Background Varicella zoster virus (VZV) infection is a serious preventable infection in patients receiving immunosuppression. The safety of varicella vacination (VV) in patients with paediatric rheumatic disease (PRD) while receiving immunosuppression (IS) has been debated.
Objectives To evaluate the safety of 1st and/or 2nd dose varicella vaccine (VV) in patients (pts) with PRDs receiving IS after passing a pre-vaccination check list of immunologic criteria.
Methods In this single centre study, 21 VZV-susceptible pts with clinically inactive PRDs, including different categories of juvenile idiopathic arthritis and connective tissue diseases between the ages of 2–18 years on low-intensity IS (LIIS) (methotrexate [MTX] ≤15mg/m2/week and/or prednisolone <10mg/day) or high-intensity IS (HIIS) (MTX>15mg/m2/week, leflunomide, mycophenolate mofetil [MMF], etanercept, tocilizumab, anakinra, abatacept, or a combination thereof) were included in this study. Prior to vaccination, pts were screened according to an immunologic checklist with predefined cut-offs (for pts on LIIS: WBC>3000/μl, ALC>1200/μl, IgG>500mg/dl, IgM>0, Tetanus toxin-IgG >0,10IU/ml; in addition, for pts on HIIS: CD4 >200/μl [if>5 yrs] or CD4 >500/μl [if 1-5 yrs] and positive T cell reactivity to mitogen or antigen, e.g. via TB-EliSpot positive control. Pts meeting these safety criteria received either a 1st and/or 2nd dose of VV without suspension of IS. VZV-IgG levels were measured before applying VV and after each dose. VZV cellular mediated immunity (CMI) was measured after VV. Potential side effects and PRD flares were monitored.
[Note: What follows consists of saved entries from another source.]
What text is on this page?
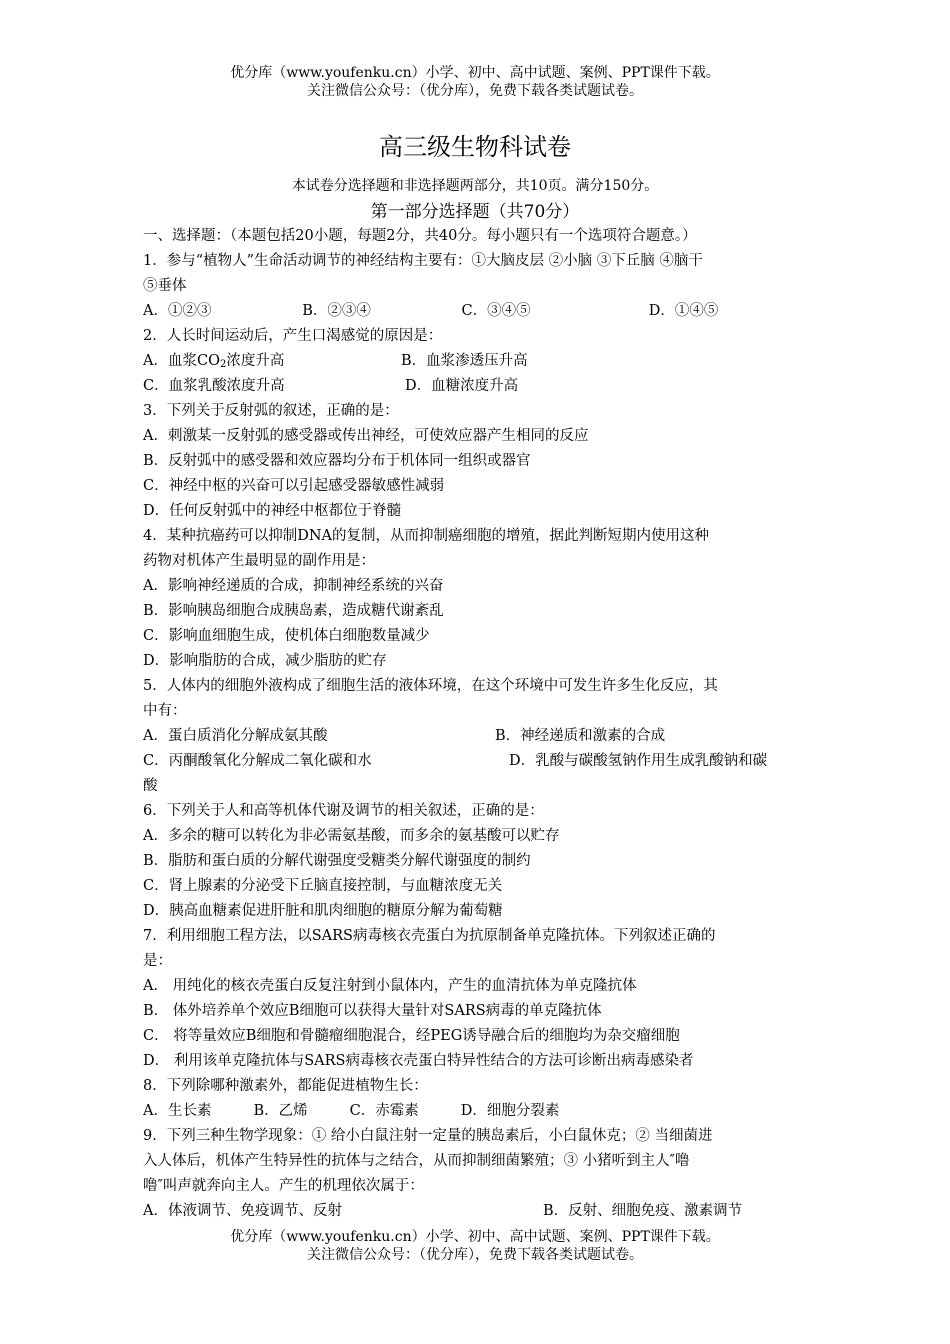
优分库（www.youfenku.cn）小学、初中、高中试题、案例、PPT课件下载。
关注微信公众号：（优分库），免费下载各类试题试卷。
高三级生物科试卷
本试卷分选择题和非选择题两部分，共10页。满分150分。
第一部分选择题（共70分）
一、选择题：（本题包括20小题，每题2分，共40分。每小题只有一个选项符合题意。）
1．参与“植物人”生命活动调节的神经结构主要有：①大脑皮层 ②小脑 ③下丘脑 ④脑干
⑤垂体
A．①②③	B．②③④	C．③④⑤	D．①④⑤
2．人长时间运动后，产生口渴感觉的原因是：
A．血浆$CO_2$浓度升高	B．血浆渗透压升高
C．血浆乳酸浓度升高	D．血糖浓度升高
3．下列关于反射弧的叙述，正确的是：
A．刺激某一反射弧的感受器或传出神经，可使效应器产生相同的反应
B．反射弧中的感受器和效应器均分布于机体同一组织或器官
C．神经中枢的兴奋可以引起感受器敏感性减弱
D．任何反射弧中的神经中枢都位于脊髓
4．某种抗癌药可以抑制DNA的复制，从而抑制癌细胞的增殖，据此判断短期内使用这种
药物对机体产生最明显的副作用是：
A．影响神经递质的合成，抑制神经系统的兴奋
B．影响胰岛细胞合成胰岛素，造成糖代谢紊乱
C．影响血细胞生成，使机体白细胞数量减少
D．影响脂肪的合成，减少脂肪的贮存
5．人体内的细胞外液构成了细胞生活的液体环境，在这个环境中可发生许多生化反应，其
中有：
A．蛋白质消化分解成氨其酸	B．神经递质和激素的合成
C．丙酮酸氧化分解成二氧化碳和水	D．乳酸与碳酸氢钠作用生成乳酸钠和碳
酸
6．下列关于人和高等机体代谢及调节的相关叙述，正确的是：
A．多余的糖可以转化为非必需氨基酸，而多余的氨基酸可以贮存
B．脂肪和蛋白质的分解代谢强度受糖类分解代谢强度的制约
C．肾上腺素的分泌受下丘脑直接控制，与血糖浓度无关
D．胰高血糖素促进肝脏和肌肉细胞的糖原分解为葡萄糖
7．利用细胞工程方法，以SARS病毒核衣壳蛋白为抗原制备单克隆抗体。下列叙述正确的
是：
A． 用纯化的核衣壳蛋白反复注射到小鼠体内，产生的血清抗体为单克隆抗体
B． 体外培养单个效应B细胞可以获得大量针对SARS病毒的单克隆抗体
C． 将等量效应B细胞和骨髓瘤细胞混合，经PEG诱导融合后的细胞均为杂交瘤细胞
D． 利用该单克隆抗体与SARS病毒核衣壳蛋白特异性结合的方法可诊断出病毒感染者
8．下列除哪种激素外，都能促进植物生长：
A．生长素	B．乙烯	C．赤霉素	D．细胞分裂素
9．下列三种生物学现象：① 给小白鼠注射一定量的胰岛素后，小白鼠休克；② 当细菌进
入人体后，机体产生特异性的抗体与之结合，从而抑制细菌繁殖；③ 小猪听到主人″噜
噜″叫声就奔向主人。产生的机理依次属于：
A．体液调节、免疫调节、反射	B．反射、细胞免疫、激素调节
优分库（www.youfenku.cn）小学、初中、高中试题、案例、PPT课件下载。
关注微信公众号：（优分库），免费下载各类试题试卷。
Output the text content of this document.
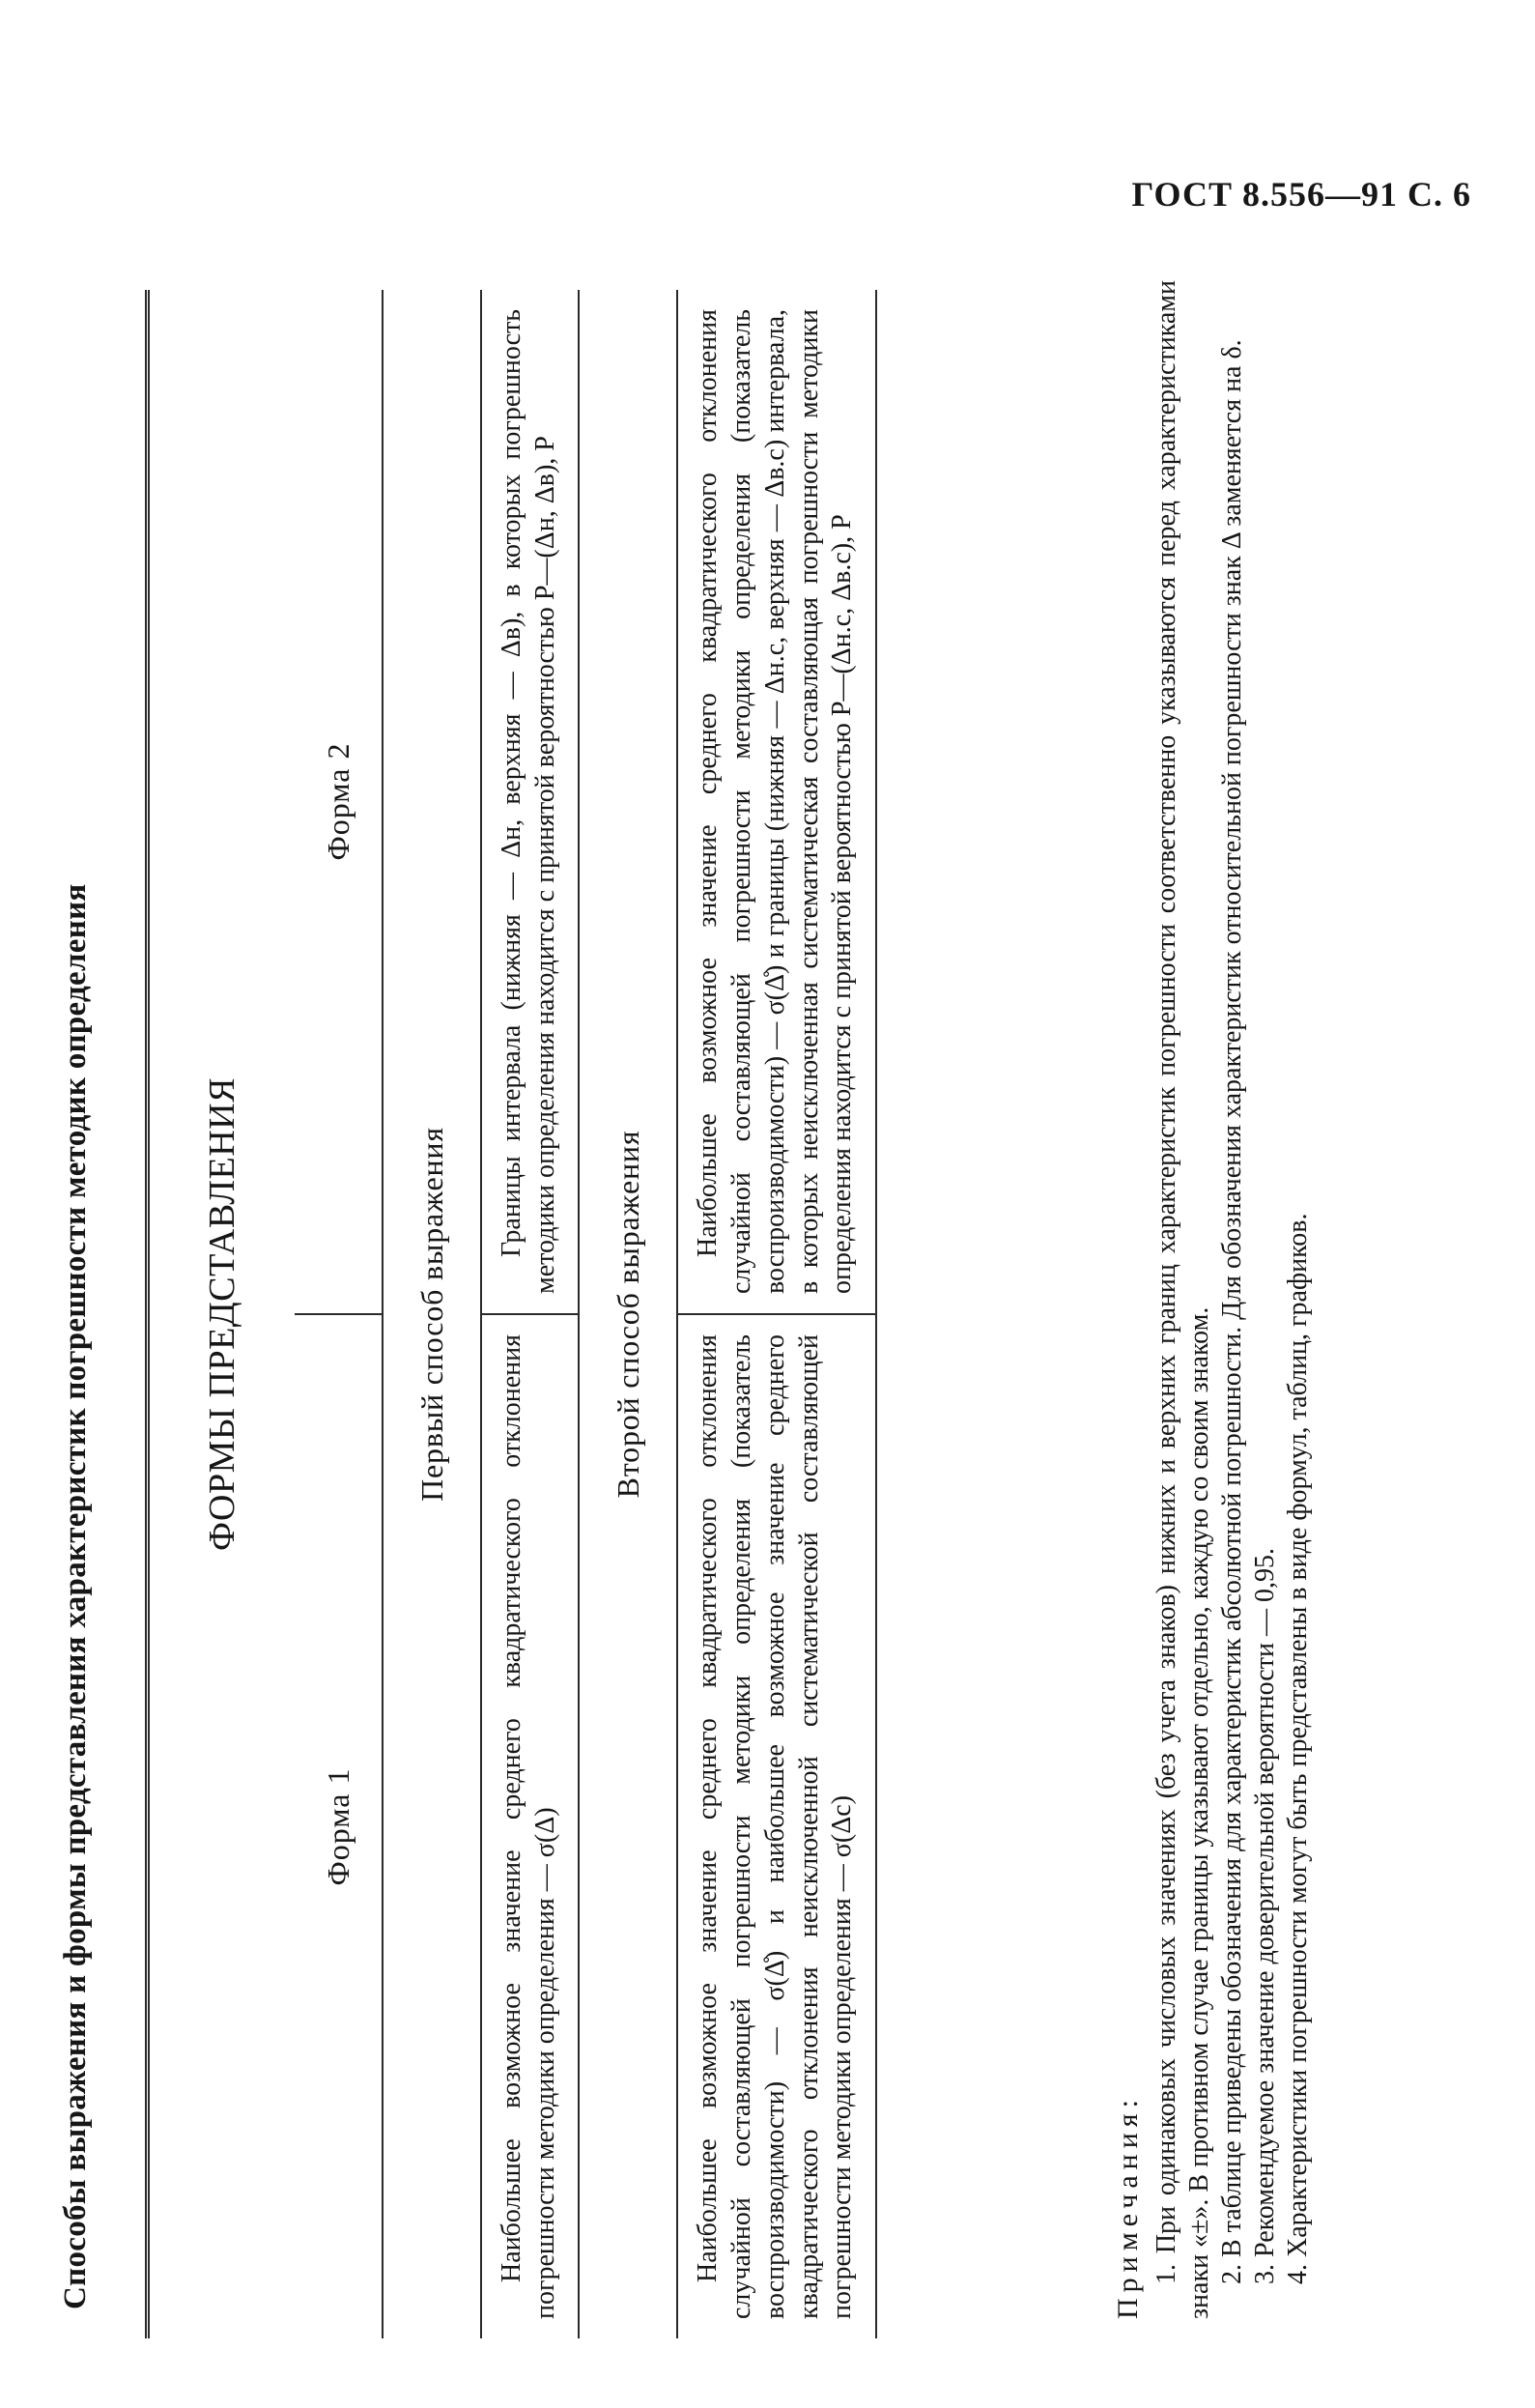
ГОСТ 8.556—91 С. 6
Способы выражения и формы представления характеристик погрешности методик определения	ФОРМЫ ПРЕДСТАВЛЕНИЯ
Форма 1
Форма 2
Первый способ выражения
Наибольшее возможное значение среднего квадратического отклонения погрешности методики определения — σ(Δ)
Границы интервала (нижняя — Δн, верхняя — Δв), в которых погрешность методики определения находится с принятой вероятностью P—(Δн, Δв), P
Второй способ выражения
Наибольшее возможное значение среднего квадратического отклонения случайной составляющей погрешности методики определения (показатель воспроизводимости) — σ(Δ̊) и наибольшее возможное значение среднего квадратического отклонения неисключенной систематической составляющей погрешности методики определения — σ(Δс)
Наибольшее возможное значение среднего квадратического отклонения случайной составляющей погрешности методики определения (показатель воспроизводимости) — σ(Δ̊) и границы (нижняя — Δн.с, верхняя — Δв.с) интервала, в которых неисключенная систематическая составляющая погрешности методики определения находится с принятой вероятностью P—(Δн.с, Δв.с), P
Примечания: 1. При одинаковых числовых значениях (без учета знаков) нижних и верхних границ характеристик погрешности соответственно указываются перед характеристиками знаки «±». В противном случае границы указывают отдельно, каждую со своим знаком. 2. В таблице приведены обозначения для характеристик абсолютной погрешности. Для обозначения характеристик относительной погрешности знак Δ заменяется на δ. 3. Рекомендуемое значение доверительной вероятности — 0,95. 4. Характеристики погрешности могут быть представлены в виде формул, таблиц, графиков.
Results Out of 9 pts receiving LIIS and 12 pts receiving HIIS none failed the immunologic checklist. 8 pts (2 LIIS, 6 HIIS) had already received their 1 dose of VV prior to this study and received a 2nd/booster dose of VV only. 13 pts (7 LIIS, 6 HIIS) received their 1st dose of VV within the study and 7 of these 13 pts received a 2nd dose of VV. 11/13 pts demonstrated VZV-IgG levels of >150 IU/ml after the 1st dose of VV, and 5/7 pts of those receiving a 2nd dose of VV achieved levels of >500 IU/ml. 1 pt (on MMF) did not achieve protective VZV-IgG levels and 1 pt (on leflunomide and abatacept) did just achieve a VZV-IgG level of exactly 150 IU/ml, despite 2 doses of VV and adequate humoral and cellular immunity. Of those 8 pts receiving a booster dose only, all exceeded VZV-IgG levels of >500 IU/ml by far. There was no difference in either the mean absolute or relative increase (Δ) in VZV-IgG between pts on LIIS vs. HIIS (after 1st dose of VZV Δ341 IU/ml vs. Δ378 IU/ml and 4.7-fold vs. 4.2-fold, respectively; after 2nd dose Δ745 IU/ml vs. Δ1001 IU/ml and 6.9-fold vs. 6.4-fold, respectively). Data on VZV-CMI were pending at the time of abstract submission. There was no evidence of VV-induced varicella or other VV-associated complications. None of the pts developed a PRD flare and no change in the IS regimen was required in any pt during a minimum follow-up of 4 wks. 7 pts had transient arthralgias of unclear association with VV administration.
Conclusions After meeting easy-to-obtain immunologic criteria, the VV could safely be applied to a diverse cohort of pts with clinically inactive PID on IS with excellent response in the majority of pts.
Acknowledgements Supported by a grant from “Verein Hilfe für das rheumakranke Kind”.